With cell cycle checkpoints intact, cells can only pass when their DNA is in good condition or when chromosomes are being handled properly. The result is one healthy cell gives rise to two healthy cells. If a cell reaches a checkpoint and damage is detected, then the cell ‘arrests’ cycle progression for a short period of time. During this arrest, the cell has the opportunity to rescue the DNA and resume cycling. If this does not happen, then the cell is triggered to commit apoptosis – cellular suicide. In this was, the cell gives its life for the good of the organism.
In this way, the cell is very analogous to a bee stinging an intruder. Although the bee will die now, it has contributed to the good of the colony in its sacrifice. After all, the worker bee cannot reproduce herself, her genetic heritage is intimately tied to the fate of the colony and its queen. Similarly, the cell dies to preserve the organism against what might be a harmful alteration / mutation. And, like the bee, this cell likely could not reproduce by itself anyway, it’s genetic heritage is tied to that of a larger body where only the gonads produce reproductive cells.
When cell cycle checkpoints are not functional, poor copies of DNA / cells get through. Furthermore, these cells are now inherently unstable because they have a compromised checkpoint, and additional errors may accumulate. Sometimes these errors disrupt other regulators of cell cycle, leading to a compounded problem. Over time, these cells may develop into cancerous cells.

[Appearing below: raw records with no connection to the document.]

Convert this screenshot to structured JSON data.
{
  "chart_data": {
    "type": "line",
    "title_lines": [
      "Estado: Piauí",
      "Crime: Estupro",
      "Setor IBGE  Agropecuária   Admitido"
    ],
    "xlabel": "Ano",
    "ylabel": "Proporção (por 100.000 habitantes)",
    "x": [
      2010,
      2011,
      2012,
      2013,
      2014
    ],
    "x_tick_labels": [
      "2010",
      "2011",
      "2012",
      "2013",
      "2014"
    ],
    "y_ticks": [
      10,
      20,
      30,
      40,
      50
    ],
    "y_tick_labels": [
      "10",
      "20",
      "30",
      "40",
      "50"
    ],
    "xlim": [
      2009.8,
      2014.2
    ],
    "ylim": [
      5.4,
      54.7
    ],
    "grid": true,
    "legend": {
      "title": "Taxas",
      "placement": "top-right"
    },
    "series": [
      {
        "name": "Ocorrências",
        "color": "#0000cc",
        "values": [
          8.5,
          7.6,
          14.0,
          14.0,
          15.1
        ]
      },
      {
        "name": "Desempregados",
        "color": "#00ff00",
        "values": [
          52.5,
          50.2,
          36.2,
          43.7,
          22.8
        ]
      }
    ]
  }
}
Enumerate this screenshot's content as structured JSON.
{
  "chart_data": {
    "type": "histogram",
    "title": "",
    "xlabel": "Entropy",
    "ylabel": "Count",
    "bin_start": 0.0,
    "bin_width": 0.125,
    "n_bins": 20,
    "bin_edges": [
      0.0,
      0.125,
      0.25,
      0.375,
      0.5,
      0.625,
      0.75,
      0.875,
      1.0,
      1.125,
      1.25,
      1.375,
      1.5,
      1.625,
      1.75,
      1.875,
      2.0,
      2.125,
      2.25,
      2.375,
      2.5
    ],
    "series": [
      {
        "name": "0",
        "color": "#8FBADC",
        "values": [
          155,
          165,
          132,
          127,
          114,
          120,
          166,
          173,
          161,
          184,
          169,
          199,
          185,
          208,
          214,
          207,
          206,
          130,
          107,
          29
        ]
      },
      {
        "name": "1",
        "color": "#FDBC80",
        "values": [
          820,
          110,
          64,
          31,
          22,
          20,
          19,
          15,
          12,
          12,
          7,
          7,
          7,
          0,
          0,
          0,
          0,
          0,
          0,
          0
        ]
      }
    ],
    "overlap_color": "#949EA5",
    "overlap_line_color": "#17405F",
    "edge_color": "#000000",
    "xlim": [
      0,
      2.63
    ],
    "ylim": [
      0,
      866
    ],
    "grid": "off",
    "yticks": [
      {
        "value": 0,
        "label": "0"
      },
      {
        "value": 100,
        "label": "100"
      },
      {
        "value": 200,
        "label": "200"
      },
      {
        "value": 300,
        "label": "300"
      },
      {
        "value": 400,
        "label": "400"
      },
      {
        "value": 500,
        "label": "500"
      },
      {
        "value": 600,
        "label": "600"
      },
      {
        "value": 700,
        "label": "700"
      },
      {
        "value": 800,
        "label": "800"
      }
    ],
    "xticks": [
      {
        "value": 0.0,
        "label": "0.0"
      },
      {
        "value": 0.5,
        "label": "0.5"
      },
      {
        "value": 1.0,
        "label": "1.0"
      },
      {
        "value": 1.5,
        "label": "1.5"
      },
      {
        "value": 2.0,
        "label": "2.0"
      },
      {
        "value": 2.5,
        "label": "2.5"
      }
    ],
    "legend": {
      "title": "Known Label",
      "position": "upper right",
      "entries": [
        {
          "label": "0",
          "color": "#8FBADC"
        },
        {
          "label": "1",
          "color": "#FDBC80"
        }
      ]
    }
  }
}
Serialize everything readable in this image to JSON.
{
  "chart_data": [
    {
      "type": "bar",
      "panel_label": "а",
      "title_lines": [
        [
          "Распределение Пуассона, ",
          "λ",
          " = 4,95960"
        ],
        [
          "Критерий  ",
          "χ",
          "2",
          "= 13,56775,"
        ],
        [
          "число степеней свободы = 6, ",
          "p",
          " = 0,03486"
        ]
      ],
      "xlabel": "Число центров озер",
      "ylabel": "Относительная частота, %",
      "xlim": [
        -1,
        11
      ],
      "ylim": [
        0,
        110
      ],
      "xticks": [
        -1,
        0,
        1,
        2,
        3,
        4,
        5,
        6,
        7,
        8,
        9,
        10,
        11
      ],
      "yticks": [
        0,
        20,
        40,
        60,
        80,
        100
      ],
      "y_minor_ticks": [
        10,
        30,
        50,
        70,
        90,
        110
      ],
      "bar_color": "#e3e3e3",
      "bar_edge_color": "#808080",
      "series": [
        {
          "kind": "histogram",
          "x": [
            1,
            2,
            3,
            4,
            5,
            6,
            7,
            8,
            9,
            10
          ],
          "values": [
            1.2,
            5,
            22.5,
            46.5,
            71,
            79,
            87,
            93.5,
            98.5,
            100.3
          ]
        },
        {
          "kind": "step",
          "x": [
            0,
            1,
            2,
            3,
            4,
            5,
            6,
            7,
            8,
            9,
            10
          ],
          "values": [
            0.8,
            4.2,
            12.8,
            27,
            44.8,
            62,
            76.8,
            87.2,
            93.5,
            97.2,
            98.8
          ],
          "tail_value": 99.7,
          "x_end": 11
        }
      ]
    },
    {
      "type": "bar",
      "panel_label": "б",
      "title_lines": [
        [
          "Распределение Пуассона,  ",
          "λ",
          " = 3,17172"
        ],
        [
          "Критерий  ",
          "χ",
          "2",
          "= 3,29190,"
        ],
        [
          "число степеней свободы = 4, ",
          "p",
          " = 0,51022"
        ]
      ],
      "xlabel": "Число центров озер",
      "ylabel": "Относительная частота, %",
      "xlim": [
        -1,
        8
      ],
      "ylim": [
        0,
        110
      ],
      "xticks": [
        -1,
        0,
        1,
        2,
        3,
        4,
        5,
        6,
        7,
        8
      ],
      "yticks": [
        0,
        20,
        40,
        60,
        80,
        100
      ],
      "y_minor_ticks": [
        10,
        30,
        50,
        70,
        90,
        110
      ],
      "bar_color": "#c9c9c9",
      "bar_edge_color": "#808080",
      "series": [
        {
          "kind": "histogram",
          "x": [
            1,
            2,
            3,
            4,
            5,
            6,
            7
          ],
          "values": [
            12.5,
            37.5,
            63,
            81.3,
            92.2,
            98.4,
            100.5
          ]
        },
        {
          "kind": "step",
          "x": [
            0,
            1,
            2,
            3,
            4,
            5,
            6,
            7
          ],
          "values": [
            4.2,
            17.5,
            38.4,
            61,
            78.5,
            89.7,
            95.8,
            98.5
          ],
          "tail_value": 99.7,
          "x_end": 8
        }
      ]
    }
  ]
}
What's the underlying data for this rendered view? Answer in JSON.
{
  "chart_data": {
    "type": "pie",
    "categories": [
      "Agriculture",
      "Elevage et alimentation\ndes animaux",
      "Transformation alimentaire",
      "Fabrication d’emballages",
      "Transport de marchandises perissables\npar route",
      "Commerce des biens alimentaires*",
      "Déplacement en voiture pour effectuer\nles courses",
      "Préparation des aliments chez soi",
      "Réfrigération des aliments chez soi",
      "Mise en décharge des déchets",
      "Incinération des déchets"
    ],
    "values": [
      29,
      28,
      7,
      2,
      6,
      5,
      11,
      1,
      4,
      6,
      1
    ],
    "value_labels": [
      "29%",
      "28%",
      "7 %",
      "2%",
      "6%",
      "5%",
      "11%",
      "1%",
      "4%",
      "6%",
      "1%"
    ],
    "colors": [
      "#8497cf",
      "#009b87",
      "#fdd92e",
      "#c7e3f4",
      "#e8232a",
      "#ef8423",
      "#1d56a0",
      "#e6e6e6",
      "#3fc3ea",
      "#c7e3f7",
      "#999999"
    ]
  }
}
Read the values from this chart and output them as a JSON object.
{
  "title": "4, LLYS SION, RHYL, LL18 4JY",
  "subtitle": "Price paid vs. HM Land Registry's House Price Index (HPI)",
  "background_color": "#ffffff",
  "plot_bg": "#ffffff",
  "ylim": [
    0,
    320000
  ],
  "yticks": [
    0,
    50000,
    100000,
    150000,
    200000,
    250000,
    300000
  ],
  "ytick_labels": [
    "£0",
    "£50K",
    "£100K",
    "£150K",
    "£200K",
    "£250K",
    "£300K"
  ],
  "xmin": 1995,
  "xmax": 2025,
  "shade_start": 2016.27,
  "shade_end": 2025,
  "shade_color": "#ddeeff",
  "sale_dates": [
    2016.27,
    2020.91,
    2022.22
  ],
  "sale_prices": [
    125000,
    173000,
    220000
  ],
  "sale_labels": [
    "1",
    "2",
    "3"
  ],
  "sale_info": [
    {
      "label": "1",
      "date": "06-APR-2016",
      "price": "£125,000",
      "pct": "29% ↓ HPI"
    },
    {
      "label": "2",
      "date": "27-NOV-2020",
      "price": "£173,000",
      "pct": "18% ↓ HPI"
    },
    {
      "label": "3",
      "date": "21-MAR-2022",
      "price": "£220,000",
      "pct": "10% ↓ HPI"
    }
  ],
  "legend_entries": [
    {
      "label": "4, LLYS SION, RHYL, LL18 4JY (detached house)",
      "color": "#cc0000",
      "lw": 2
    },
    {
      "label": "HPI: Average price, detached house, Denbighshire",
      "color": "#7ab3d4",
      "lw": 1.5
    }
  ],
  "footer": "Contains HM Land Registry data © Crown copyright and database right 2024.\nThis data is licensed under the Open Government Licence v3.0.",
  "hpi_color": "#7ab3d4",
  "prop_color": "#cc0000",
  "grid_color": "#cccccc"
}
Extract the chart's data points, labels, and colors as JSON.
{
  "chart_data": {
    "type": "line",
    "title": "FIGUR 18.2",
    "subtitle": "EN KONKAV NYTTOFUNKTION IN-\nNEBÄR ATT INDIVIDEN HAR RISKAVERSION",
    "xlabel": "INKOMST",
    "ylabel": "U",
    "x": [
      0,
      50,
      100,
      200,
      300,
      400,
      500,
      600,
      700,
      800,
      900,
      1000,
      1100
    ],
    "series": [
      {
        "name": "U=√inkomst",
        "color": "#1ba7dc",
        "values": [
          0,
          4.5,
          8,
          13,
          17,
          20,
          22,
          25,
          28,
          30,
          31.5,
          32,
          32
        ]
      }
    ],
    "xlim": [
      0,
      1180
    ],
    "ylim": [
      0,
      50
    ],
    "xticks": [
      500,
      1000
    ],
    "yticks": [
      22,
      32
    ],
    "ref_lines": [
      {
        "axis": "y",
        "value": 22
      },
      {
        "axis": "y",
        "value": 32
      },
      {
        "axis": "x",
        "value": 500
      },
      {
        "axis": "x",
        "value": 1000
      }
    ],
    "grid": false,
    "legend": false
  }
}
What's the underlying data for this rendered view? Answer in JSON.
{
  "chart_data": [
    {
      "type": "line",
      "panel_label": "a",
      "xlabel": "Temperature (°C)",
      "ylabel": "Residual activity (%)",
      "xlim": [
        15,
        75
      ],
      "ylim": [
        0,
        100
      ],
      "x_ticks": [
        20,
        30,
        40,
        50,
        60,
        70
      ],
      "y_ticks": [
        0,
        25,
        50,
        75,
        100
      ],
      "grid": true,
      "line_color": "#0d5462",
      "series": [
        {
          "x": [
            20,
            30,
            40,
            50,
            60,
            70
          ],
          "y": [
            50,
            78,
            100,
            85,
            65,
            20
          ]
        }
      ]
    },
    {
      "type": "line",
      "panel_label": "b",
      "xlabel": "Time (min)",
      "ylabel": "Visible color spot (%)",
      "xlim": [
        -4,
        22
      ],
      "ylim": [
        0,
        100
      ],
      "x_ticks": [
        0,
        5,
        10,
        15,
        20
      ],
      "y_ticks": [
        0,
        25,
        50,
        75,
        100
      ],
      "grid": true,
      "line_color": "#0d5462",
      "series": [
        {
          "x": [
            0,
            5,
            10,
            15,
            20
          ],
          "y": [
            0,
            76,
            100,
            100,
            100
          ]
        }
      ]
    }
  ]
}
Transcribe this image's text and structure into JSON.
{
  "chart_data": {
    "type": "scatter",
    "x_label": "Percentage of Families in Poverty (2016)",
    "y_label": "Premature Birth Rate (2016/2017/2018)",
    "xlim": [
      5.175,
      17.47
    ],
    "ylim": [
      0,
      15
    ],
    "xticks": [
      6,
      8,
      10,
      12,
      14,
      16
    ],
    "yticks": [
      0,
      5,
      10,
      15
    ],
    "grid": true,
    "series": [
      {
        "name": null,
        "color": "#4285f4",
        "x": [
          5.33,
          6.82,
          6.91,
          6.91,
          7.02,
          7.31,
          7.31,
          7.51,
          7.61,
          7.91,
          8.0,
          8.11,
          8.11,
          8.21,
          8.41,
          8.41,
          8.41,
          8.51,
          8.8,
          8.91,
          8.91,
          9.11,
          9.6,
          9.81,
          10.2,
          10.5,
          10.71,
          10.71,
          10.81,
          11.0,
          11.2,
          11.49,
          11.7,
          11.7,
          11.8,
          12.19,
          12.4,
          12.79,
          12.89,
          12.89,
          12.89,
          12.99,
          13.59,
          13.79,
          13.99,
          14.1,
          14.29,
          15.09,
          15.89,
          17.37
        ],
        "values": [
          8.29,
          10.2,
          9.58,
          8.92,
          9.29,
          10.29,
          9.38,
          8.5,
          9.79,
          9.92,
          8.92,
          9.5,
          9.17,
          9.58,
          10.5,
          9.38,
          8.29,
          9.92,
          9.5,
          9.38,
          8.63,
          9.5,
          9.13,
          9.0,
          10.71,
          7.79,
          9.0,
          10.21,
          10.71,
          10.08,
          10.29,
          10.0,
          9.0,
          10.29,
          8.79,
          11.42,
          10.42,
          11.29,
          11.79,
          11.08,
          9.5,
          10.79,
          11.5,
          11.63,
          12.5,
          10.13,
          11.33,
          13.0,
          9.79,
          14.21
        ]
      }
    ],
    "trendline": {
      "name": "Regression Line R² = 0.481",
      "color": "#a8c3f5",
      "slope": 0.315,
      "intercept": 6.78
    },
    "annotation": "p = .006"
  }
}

The other point of cell cycle regulation is in the midst of mitosis, during metaphase. At this time, the cell has bound the chromosomes with spindle fibers that attempt to shorten and pull the chromosomes to a flat plane in the middle of the cell called the metaphase plate. The checkpoint here is to find out whether every single chromosome has attached to each side and each daughter cell will get the correct number. If this fails, cells will have incorrect distributions of the chromosomes and are unlikely to survive. Further, if these cells did survive, they would never be able to correct the error.
Here, the bee analogy would be too strained to continue, but it is not too difficult to see that when a cell disentangles itself from preserving the health of the body and instead looks only after its own short-sighted interests that these cells will grow and compete directly against the rest of the body for space and resources. Initially, when a tumor is small, this may have little consequence, but as a tumor becomes larger or more dispersed in the body, this selfishness can severely impact the larger organism, ironically (for the cancer cell) undermining even the tumor’s self interest.